Главный бой, стр. 51

Глава 27

Верховный хан Жужубун остановил коня на вершине холма. Дул пронзительный степной ветер, резкий и вольный, привыкший к просторам. Тучи неслись быстро, а по земле так же стремительно проносились тени, похожие на табуны скачущих коней. Сердце стучало часто, горячая кровь вздымала мышцы, колотилась в череп и требовала отмщения. Вот уже десять лет проклятый князь русов держит его сына Дюсена заложником! Но одиннадцатого не будет…

Внизу у подножия холма нескончаемым потоком двигались конные войска. Под стягом Уланбега шли отважные уланичи, равных которым нет в стрельбе из лука. Чуть левее двигаются доблестные конники из племени Степного Орла, прославившие свое имя и род хана Орлегана дерзкими набегами на соседей. Еще ближе к холму прошли на самых мохнатых и выносливых конях гелочаре, что могут сутками нестись, не меняя коней, без еды и питья, но рука их все так же сильна, а глаз остер.

По другую сторону холма двигаются войска еще девяти ханов, что приняли участие в походе. А два самых сплоченных и вооруженных войска, его собственное и отважного хана Сургена, ушли далеко вперед, захватывая казачьи заставы русов, поджигая их и захватывая малые города и веси.

Жужубун широко улыбнулся, вспомнив удачу с Отроком. Тот выгнал послов из своего города, но сам провел бессонную ночь за веточкой засохшей полыни. Рано утром незадачливые послы не успели оседлать коней, как распахнулись врата роскошного дворца, оттуда выехал на простой степняцкой лошадке всадник, в котором не сразу признали знатного правителя: в ветхом халате степняка, конь под бедной войлочной попоной, пальцы всадника без перстней, лицо осунулось, побледнело, а глаза красные и воспаленные от бессонной ночи.

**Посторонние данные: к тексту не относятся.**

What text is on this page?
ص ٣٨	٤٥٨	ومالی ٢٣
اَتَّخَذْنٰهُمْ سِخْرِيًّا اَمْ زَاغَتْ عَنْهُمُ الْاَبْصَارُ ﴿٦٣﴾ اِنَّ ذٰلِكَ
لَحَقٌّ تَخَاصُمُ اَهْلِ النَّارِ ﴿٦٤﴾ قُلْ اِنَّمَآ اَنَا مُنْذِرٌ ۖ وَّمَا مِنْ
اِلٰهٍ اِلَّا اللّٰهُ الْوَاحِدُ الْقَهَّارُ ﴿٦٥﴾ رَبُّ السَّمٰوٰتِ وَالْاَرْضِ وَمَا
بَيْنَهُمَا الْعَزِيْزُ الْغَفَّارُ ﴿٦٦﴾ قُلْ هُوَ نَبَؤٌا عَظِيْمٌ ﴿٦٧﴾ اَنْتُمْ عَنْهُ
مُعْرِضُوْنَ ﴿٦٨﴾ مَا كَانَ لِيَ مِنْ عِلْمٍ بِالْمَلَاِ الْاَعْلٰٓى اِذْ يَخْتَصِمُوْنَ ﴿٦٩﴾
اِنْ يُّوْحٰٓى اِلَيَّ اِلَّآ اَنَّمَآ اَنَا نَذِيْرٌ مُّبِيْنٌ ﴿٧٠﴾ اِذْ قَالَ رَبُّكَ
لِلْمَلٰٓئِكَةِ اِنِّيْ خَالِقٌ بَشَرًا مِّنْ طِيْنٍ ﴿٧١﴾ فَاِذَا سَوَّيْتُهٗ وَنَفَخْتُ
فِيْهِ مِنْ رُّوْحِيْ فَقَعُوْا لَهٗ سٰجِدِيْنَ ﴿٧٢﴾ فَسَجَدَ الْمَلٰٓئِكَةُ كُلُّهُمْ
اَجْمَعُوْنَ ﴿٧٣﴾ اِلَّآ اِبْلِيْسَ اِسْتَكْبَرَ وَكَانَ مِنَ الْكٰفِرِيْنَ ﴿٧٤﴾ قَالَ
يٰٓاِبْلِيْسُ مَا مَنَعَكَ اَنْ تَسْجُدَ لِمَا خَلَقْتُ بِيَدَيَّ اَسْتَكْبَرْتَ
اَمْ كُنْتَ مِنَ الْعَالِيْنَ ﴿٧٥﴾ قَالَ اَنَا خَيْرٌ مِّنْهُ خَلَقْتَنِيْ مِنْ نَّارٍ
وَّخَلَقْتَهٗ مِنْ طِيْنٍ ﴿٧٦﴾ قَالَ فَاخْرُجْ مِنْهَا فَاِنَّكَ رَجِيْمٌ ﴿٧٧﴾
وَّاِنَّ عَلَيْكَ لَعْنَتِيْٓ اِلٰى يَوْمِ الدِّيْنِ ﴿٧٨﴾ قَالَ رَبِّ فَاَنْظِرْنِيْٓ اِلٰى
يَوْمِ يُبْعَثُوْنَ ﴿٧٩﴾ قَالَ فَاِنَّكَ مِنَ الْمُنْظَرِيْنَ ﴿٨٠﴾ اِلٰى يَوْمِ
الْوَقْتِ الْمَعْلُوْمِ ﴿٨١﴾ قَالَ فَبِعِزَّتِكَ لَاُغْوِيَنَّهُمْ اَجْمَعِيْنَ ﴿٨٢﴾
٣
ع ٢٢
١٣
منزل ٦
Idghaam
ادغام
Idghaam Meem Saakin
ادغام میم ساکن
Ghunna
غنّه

Сзади простучали копыта. Верховный шаман остановил коня рядом. Одутловатое лицо с тяжелыми, набрякшими веками ничего не выражало, только по прямой спине и развороту плеч Жужубун понял, насколько доволен шаман.

– Из племени Отрока, – проговорил он, словно прочел мысли хана, – явилось только два десятка воинов, но само имя…

Хан кивнул:

– Да, имя хана Отрока стоит много! Все уже знают, что оставил богатое королевство… ну, пусть воины думают, что оставил ради Великого Похода. Эти два десятка из его племени нужно показывать почаще перед войсками. Пусть все считают, что в походе все двенадцать племен.

– Я уже распорядился, – сказал шаман.

– Тебе бы полководцем быть, – проворчал Жужубун. – Но все верно. Пусть нас одиннадцать племен, а не двенадцать – какая разница? Сейчас Киев можно брать голыми руками. И одного племени много. Шайтан, наш поход начали готовить давно! Очень! А этот таран на колесах для нашего похода повезли еще весной… И колдуна откуда-то привезли…

Шаман уязвленно сказал:

– Но главное узнал я. Только я сумел прочесть Древнее Пророчество!

– Ты уверен, что понял верно?

Шаман ответил с некоторой сухостью в голосе:

– Я могу повторить слово в слово. Там сказано, что только хану Жужубуну дано будет разбить киевские врата.

– Хорошо, – выдохнул хан, – хорошо… Теперь скажи еще раз о моем сыне.

Шаман поморщился, уже повторял сотни раз, но ответил незамедлительно, уважая отцовское горе:

– Пророчество гласит, что десять лет твой сын будет томиться в неволе. Но одиннадцатого – не будет.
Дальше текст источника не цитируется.